While the study has several strengths, it is also important to acknowledge its weaknesses. We have included various types of implanted valve devices, but determining the specific role of each valve is still necessary. Additionally, all the included studies are retrospective, which may limit our ability to control confounding variables adequately. The lack of RCTs to compare TAVI and SAVR could also affect the study’s robustness. While short-term outcomes are highly interesting, the included studies’ lack of long-term follow-up periods limits our understanding of intermediate- and long-term outcomes. Lastly, this study highlights the need for further research. The heterogeneity observed among the individual studies emphasizes the complexity and variability in outcomes associated with TAVI and SAVR. Future studies should aim to identify the factors contributing to this heterogeneity and explore additional efficacy and safety outcomes to provide a more comprehensive understanding of these interventions.

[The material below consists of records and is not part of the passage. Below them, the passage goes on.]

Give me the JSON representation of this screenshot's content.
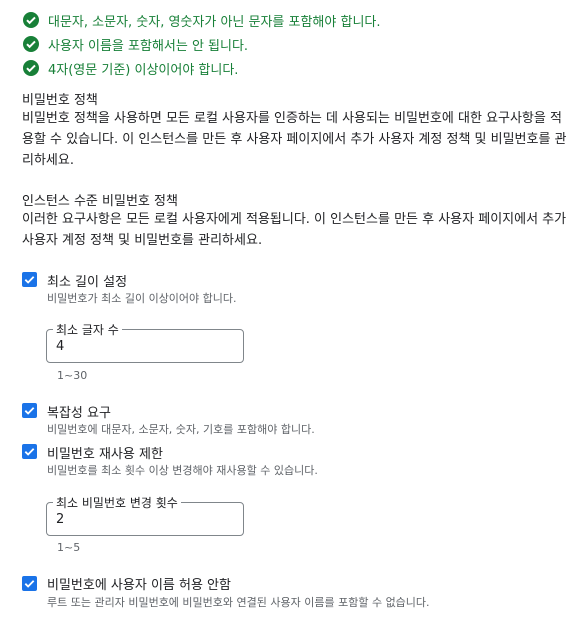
{
  "requirements": [
    {
      "text": "대문자, 소문자, 숫자, 영숫자가 아닌 문자를 포함해야 합니다.",
      "icon": "check-circle-icon"
    },
    {
      "text": "사용자 이름을 포함해서는 안 됩니다.",
      "icon": "check-circle-icon"
    },
    {
      "text": "4자(영문 기준) 이상이어야 합니다.",
      "icon": "check-circle-icon"
    }
  ],
  "password_policy": {
    "title": "비밀번호 정책",
    "description": "비밀번호 정책을 사용하면 모든 로컬 사용자를 인증하는 데 사용되는 비밀번호에 대한 요구사항을 적용할 수 있습니다. 이 인스턴스를 만든 후 사용자 페이지에서 추가 사용자 계정 정책 및 비밀번호를 관리하세요."
  },
  "instance_policy": {
    "title": "인스턴스 수준 비밀번호 정책",
    "description": "이러한 요구사항은 모든 로컬 사용자에게 적용됩니다. 이 인스턴스를 만든 후 사용자 페이지에서 추가 사용자 계정 정책 및 비밀번호를 관리하세요."
  },
  "options": {
    "min_length": {
      "label": "최소 길이 설정",
      "description": "비밀번호가 최소 길이 이상이어야 합니다.",
      "checked": true,
      "field_label": "최소 글자 수",
      "value": "4",
      "hint": "1~30"
    },
    "complexity": {
      "label": "복잡성 요구",
      "description": "비밀번호에 대문자, 소문자, 숫자, 기호를 포함해야 합니다.",
      "checked": true
    },
    "reuse": {
      "label": "비밀번호 재사용 제한",
      "description": "비밀번호를 최소 횟수 이상 변경해야 재사용할 수 있습니다.",
      "checked": true,
      "field_label": "최소 비밀번호 변경 횟수",
      "value": "2",
      "hint": "1~5"
    },
    "disallow_username": {
      "label": "비밀번호에 사용자 이름 허용 안함",
      "description": "루트 또는 관리자 비밀번호에 비밀번호와 연결된 사용자 이름를 포함할 수 없습니다.",
      "checked": true
    }
  },
  "colors": {
    "accent": "#1a73e8",
    "success": "#188038",
    "border": "#80868b",
    "secondary_text": "#5f6368"
  }
}
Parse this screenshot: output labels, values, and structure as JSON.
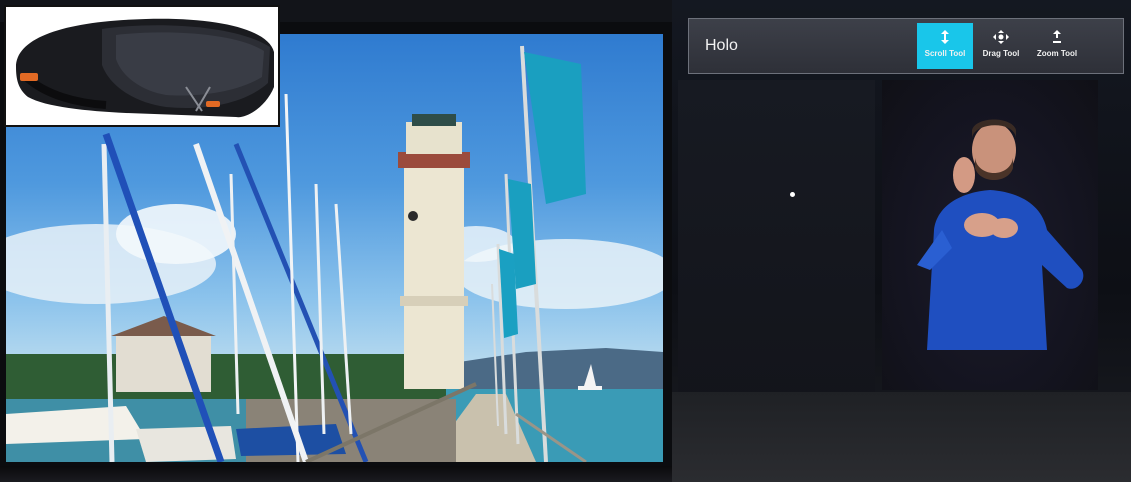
{
  "toolbar": {
    "title": "Holo",
    "tools": [
      {
        "label": "Scroll Tool",
        "icon": "scroll-arrows-icon",
        "active": true
      },
      {
        "label": "Drag Tool",
        "icon": "drag-move-icon",
        "active": false
      },
      {
        "label": "Zoom Tool",
        "icon": "zoom-arrows-icon",
        "active": false
      }
    ]
  },
  "colors": {
    "active_tool": "#19c6ea",
    "toolbar_bg": "#33363e",
    "sky": "#4f99de",
    "hologram_shirt": "#1f4fc0"
  }
}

Future research directions should address the limitations of this study and further explore specific subgroups of patients. Large-scale prospective studies are needed to validate the findings and investigate the impact of evolving technologies and techniques. Further, longer-term follow-up studies with detailed efficacy and echocardiographic outcomes are warranted to confirm these results and assess potential differences in durability and valve-related complications. It would be highly important to analyze the performance of TAVI and SAVR in patients with different surgical risks to draw a definitive conclusion. Lastly, comparative cost-effectiveness analyses would also provide valuable insights for healthcare decision-makers.